CSU committed a season-high 21 turnovers, compared to YSU’s 12.
“That’s a bad game for us today,” Waters said.
The Vikings’ didn’t make those same mistakes to start the second. In fact, CSU came out in the second half on a 9-2 run to take a lead it would enjoy for a majority of the final 20 minutes.
Perry had 19 points at halftime, seemingly en route to smashing his career-best of 34 set in 2012 against North Dakota State.
CSU’s Sebastain Douglas put the clamps on Perry to start the second half, holding him scoreless until a three-point play with 6:06 remaining, cutting the CSU lead to 61-58.
“(I was) just being physical, because he can score at any moment, shoot it, drive it,” Douglas said. “Just running him off his line, pushing him off his spot, making him uncomfortable, keeping a hand in his face.
“We didn’t play team defense on him in the end and he got loose. He’s a good player.”
Perry wasn’t fazed.
“Throughout the game, I tried to stay confident. I tried to stay calm,” he said.

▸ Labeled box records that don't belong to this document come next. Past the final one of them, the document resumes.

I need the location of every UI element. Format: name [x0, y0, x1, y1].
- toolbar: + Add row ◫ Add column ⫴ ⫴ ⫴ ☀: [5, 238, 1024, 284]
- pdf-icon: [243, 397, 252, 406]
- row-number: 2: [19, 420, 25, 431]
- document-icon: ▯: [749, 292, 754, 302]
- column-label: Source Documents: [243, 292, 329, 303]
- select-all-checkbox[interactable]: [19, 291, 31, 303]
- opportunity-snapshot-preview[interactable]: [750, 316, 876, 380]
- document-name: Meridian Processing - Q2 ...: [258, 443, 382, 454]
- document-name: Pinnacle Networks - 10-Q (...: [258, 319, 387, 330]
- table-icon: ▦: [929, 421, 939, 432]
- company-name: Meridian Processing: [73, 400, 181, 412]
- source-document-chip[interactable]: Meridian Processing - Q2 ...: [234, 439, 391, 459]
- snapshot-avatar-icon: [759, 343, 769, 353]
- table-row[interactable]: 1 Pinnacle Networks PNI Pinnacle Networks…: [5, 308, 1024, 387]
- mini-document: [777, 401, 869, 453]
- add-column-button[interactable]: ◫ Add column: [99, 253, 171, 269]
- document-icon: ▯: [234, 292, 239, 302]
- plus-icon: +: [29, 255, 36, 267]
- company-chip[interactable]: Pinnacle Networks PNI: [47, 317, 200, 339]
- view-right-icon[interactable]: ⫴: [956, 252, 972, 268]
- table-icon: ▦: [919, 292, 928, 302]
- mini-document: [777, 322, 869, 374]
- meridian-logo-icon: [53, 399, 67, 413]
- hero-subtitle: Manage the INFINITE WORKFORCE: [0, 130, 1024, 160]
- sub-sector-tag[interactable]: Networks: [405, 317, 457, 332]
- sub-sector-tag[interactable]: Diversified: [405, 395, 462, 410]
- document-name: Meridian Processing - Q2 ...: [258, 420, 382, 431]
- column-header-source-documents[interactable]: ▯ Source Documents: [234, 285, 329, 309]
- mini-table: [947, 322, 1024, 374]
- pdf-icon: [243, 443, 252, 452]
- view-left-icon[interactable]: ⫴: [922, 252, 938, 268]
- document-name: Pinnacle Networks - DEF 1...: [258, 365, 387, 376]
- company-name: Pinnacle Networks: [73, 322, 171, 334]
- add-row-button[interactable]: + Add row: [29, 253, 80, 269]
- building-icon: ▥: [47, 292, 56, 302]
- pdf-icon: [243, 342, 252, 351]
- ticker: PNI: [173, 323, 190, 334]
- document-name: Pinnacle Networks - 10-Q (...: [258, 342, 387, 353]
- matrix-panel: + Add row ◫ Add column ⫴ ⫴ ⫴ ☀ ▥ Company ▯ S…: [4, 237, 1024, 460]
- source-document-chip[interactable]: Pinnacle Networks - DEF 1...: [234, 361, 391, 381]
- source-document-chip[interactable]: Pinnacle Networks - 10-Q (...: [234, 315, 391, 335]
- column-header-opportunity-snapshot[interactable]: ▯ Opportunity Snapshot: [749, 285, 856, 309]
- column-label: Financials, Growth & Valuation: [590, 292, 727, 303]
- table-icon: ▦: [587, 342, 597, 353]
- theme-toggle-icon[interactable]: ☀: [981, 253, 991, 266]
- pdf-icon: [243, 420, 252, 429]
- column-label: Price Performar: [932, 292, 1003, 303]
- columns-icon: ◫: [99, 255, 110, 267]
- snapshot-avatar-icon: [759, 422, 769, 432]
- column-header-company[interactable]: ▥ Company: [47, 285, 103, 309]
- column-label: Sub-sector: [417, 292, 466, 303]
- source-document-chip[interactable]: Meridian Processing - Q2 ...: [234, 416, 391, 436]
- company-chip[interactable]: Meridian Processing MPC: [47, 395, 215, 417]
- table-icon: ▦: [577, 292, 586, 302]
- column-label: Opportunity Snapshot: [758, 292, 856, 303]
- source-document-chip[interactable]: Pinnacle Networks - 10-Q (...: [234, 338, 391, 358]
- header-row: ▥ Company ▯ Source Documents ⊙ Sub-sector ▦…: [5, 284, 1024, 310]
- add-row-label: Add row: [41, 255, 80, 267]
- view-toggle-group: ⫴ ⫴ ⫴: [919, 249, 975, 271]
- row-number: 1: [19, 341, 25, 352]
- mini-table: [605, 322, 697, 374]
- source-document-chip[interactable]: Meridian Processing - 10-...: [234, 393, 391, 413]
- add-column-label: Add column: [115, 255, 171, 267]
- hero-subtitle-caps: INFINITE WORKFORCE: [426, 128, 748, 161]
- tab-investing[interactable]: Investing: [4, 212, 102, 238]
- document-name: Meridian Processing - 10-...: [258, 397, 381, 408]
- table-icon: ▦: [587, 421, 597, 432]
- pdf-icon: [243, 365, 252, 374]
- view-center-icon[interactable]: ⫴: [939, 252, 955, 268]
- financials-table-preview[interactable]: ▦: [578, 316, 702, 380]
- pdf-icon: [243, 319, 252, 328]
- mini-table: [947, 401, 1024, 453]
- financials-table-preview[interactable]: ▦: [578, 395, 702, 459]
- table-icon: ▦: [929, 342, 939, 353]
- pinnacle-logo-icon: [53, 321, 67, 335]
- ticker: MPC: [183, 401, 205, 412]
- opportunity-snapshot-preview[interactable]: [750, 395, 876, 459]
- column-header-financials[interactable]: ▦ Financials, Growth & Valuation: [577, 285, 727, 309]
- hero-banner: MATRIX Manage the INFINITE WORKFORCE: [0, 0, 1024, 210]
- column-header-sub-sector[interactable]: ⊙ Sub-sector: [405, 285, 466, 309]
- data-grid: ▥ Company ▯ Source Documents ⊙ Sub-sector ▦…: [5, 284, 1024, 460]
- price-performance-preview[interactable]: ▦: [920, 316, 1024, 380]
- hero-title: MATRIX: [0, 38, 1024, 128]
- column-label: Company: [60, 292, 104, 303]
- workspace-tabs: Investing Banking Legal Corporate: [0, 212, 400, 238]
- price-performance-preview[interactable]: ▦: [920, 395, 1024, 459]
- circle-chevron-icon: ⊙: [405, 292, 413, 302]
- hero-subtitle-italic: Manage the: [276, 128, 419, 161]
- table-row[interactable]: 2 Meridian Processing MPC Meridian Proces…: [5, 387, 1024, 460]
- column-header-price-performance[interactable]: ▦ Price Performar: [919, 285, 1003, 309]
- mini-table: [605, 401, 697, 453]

YSU had trouble in the first half as well, committing a couple of turnovers in the first 3 minutes as CSU rolled to a 7-0 lead.
Slocum said his team showed great resilience in the first and second halves.
“In the second half, we stopped moving,” he said. “In the first half, we peppered it around. They guard you so well. If you hold it, they’re going to stop you. I thought we never gave up.
“I thought our guys showed great character tonight.”
As for Perry, this arguably could be the best game of his career.
“As a senior, knowing this is your last ride, this is a huge win for me personally, and for the program,” Perry said.
HE SAID, HE SAID: Waters said his team’s inept play in the second half, especially the 21 turnovers, led to the Vikings downfall. He didn’t give the Penguins credit for any stops.
“We just gave the game away,” Waters said. “We gave it away in 2 minutes. We turned the ball over in the last four possessions, three out of four times. We should have never have done that. It’s uncalled for. We’re better than that.
“They didn’t create any turnover we made. We did it on our own.”
Slocum, who was told of what Waters said, was quick to respond.
“That’s disappointing,” Slocum said. “We always give credit to our opponents, whether it was a hard-fought game, close game or whatever. You’ll never hear that kind of talk out of my mouth. I’ll always say give our opponents credit.
“If that’s true, that’s disappointing.”
NEXT GAME: YSU hosts Detroit Saturday at 7:05 p.m. The Penguins women host Milwaukee in the first half of this women-men doubleheader. That game starts at 4:35 p.m.